For one, they may not have heard the news yet either in Las Vegas or on Wall Street, but GM already tried economy of scale. GM's problem has not been that they were not big enough to make money. They were bigger than every other car company in the world combined - and they have bought and sold chunks of everything from other car companies to machine builders to software outfits - just about everything but the corner lemonade stand. The promised 'synergies and cost savings' generally didn't happen. Why would anyone in their right mind think that making GM bigger and having guys from Renault and a casino babbling at board meetings will fix GM any more than Ross Perot and a long line of others did?
Second, excuse me for opting out of the Carlos Ghosn fan club, but his primary accomplishment at Nissan, and before that in the tire business, was closing plants and laying people off. GM has already demonstrated that, whatever their weaknesses might be, the ability to close plants and cut headcount is not one of them.

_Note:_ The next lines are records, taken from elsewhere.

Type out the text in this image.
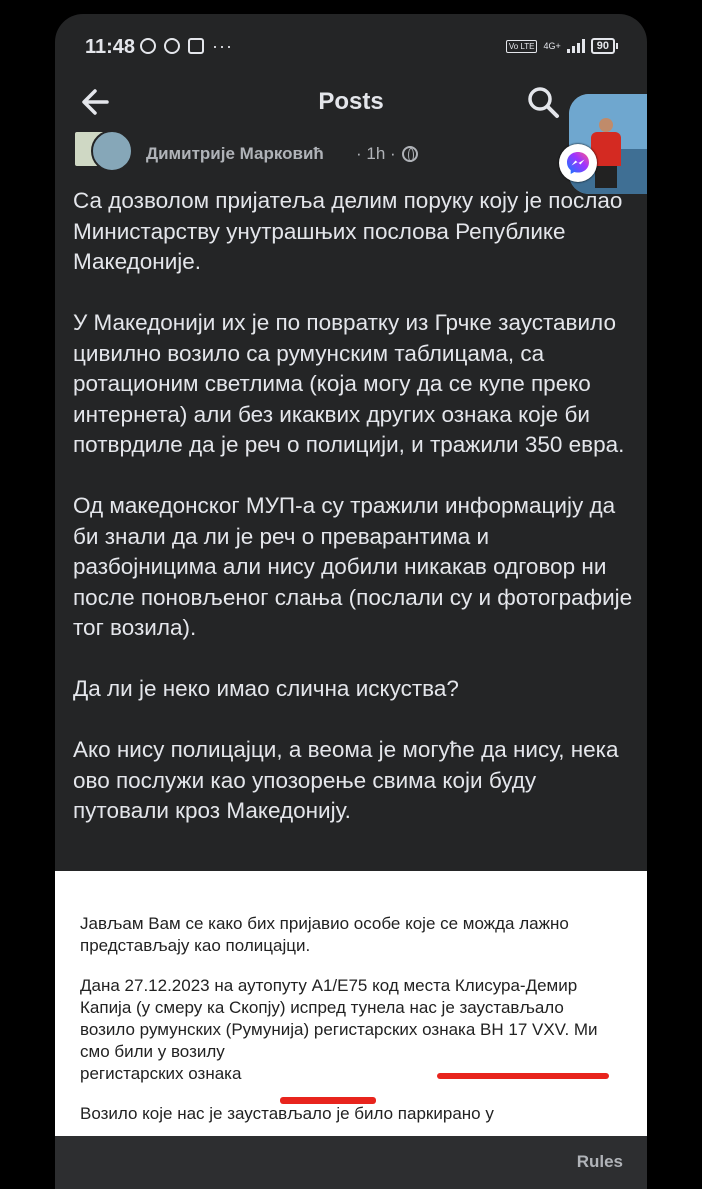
11:48	···	Vo LTE	4G+	90
Posts
Димитрије Марковић · 1h ·

Са дозволом пријатеља делим поруку коју је послао Министарству унутрашњих послова Републике Македоније.

У Македонији их је по повратку из Грчке зауставило цивилно возило са румунским таблицама, са ротационим светлима (која могу да се купе преко интернета) али без икаквих других ознака које би потврдиле да је реч о полицији, и тражили 350 евра.

Од македонског МУП-а су тражили информацију да би знали да ли је реч о преварантима и разбојницима али нису добили никакав одговор ни после поновљеног слања (послали су и фотографије тог возила).

Да ли је неко имао слична искуства?

Ако нису полицајци, а веома је могуће да нису, нека ово послужи као упозорење свима који буду путовали кроз Македонију.

Јављам Вам се како бих пријавио особе које се можда лажно представљају као полицајци.

Дана 27.12.2023 на аутопуту А1/Е75 код места Клисура-Демир Капија (у смеру ка Скопју) испред тунела нас је заустављало возило румунских (Румунија) регистарских ознака ВН 17 VXV. Ми смо били у возилу
регистарских ознака

Возило које нас је заустављало је било паркирано у

Rules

They don't need the help of Ghosn, "Le Cost Killer", for that.
Guys like Carlos Ghosn and Lee Iacoca who make a big splash as saviors in the auto industry come and go pretty often. Closing plants and cranking out a flashy new model or two in the face of impending disaster is the standard turnaround scheme. GM, and Ford for that matter, have already embarked on that plan. That is all Ghosn has done at Nissan, and it is all Iacoca did at Chrysler. A few years later, Chrysler was back on the downhill slide because Iacoca didn't do anything about the systemic process issues that caused Chrysler's problems in the first place. It is only now that fixing core manufacturing capability is the focus at Chrysler.

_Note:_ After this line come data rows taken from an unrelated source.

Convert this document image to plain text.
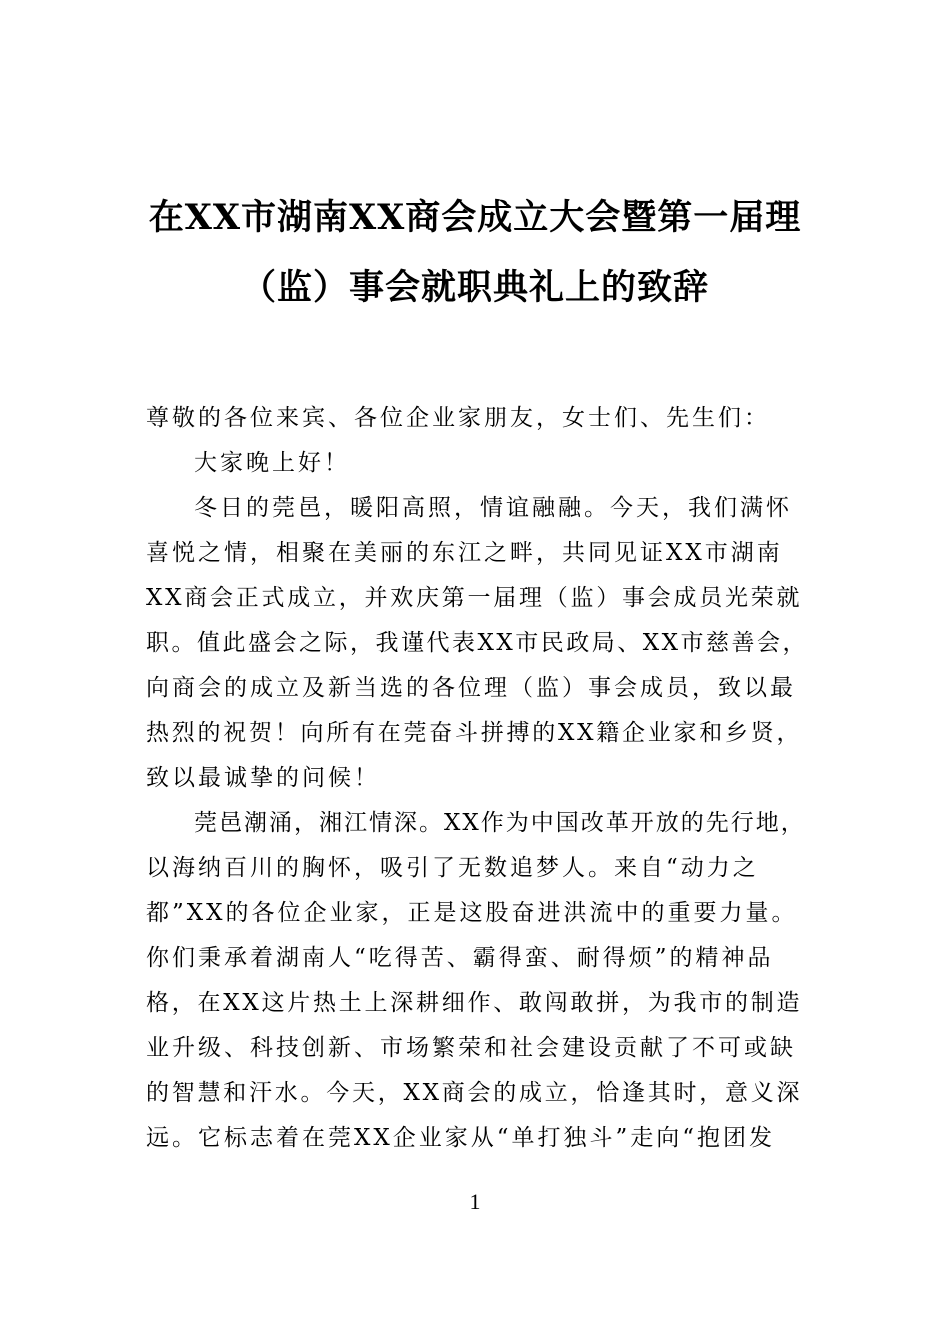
在XX市湖南XX商会成立大会暨第一届理
（监）事会就职典礼上的致辞
尊敬的各位来宾、各位企业家朋友，女士们、先生们：
大家晚上好！
冬日的莞邑，暖阳高照，情谊融融。今天，我们满怀
喜悦之情，相聚在美丽的东江之畔，共同见证XX市湖南
XX商会正式成立，并欢庆第一届理（监）事会成员光荣就
职。值此盛会之际，我谨代表XX市民政局、XX市慈善会，
向商会的成立及新当选的各位理（监）事会成员，致以最
热烈的祝贺！向所有在莞奋斗拼搏的XX籍企业家和乡贤，
致以最诚挚的问候！
莞邑潮涌，湘江情深。XX作为中国改革开放的先行地，
以海纳百川的胸怀，吸引了无数追梦人。来自“动力之
都”XX的各位企业家，正是这股奋进洪流中的重要力量。
你们秉承着湖南人“吃得苦、霸得蛮、耐得烦”的精神品
格，在XX这片热土上深耕细作、敢闯敢拼，为我市的制造
业升级、科技创新、市场繁荣和社会建设贡献了不可或缺
的智慧和汗水。今天，XX商会的成立，恰逢其时，意义深
远。它标志着在莞XX企业家从“单打独斗”走向“抱团发
1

Kirkorian's inside man at GM was the old Chrysler CFO during the Iacoca flash in the pan turnaround. Maybe he and Kirkorian don't know that neither Iacoca nor Ghosn are long term agents of fundamental process change. Just as likely they do, and all they are looking for is a Nissan type spike in the stock price for a year or two - just long enough for Kirkorian to unload his stock and make a killing, leaving Detroit to clean up the wreckage.
Ghosn should take his cue from Iacoca and retire while Wall Street loves him - write a book and go out on the lecture circuit. The Nissan turnaround is over and the inevitable backslide has begun because Ghosn has not done anything to fix the core processes. Quality has been a disaster at the big Nissan plant in Mississippi. Nissan earnings peaked in 2003, and have been slipping ever since. Note that Nissan sales have been increasing quite nicely - just not earnings. So much for economies of scale.
Wall Street and Mr. Kirkorian might also want to take note of the fact that twenty years of NUMMI has not resulted in much knowledge transfer from Toyota to GM - in fact it has more often resulted in good GM people leaving for Toyota. If GM can't learn from Toyota they sure are not going to learn much from Nissan.
About the last thing GM needs is another deal or another boy wonder. The best thing you can say about GM's latest effort to fix itself is that has not had the hallmark of 'deals' and buying itself out of trouble, which has been the GM pattern in the past. For that matter, give Ford high marks for turning down a similar deal with Renault and Nissan a while ago.
The only fix that will work for GM is to make fundamental improvements to their value streams - the steps involved in taking cars from concept to collecting cash from a customer. It costs too much and the quality is no good. Those things have to be fixed or GM is doomed. Neither Carl Ghosn nor the casino mogul have demonstrated they know the first thing about how to do that. People who do know how to do that very well are already working in the middle ranks at GM. Rick Wagoner's task is to stifle the braying jackasses from Wall Street and Las Vegas, and give voice to those people in the company who have sound answers to hard questions about basic engineering and manufacturing process weaknesses.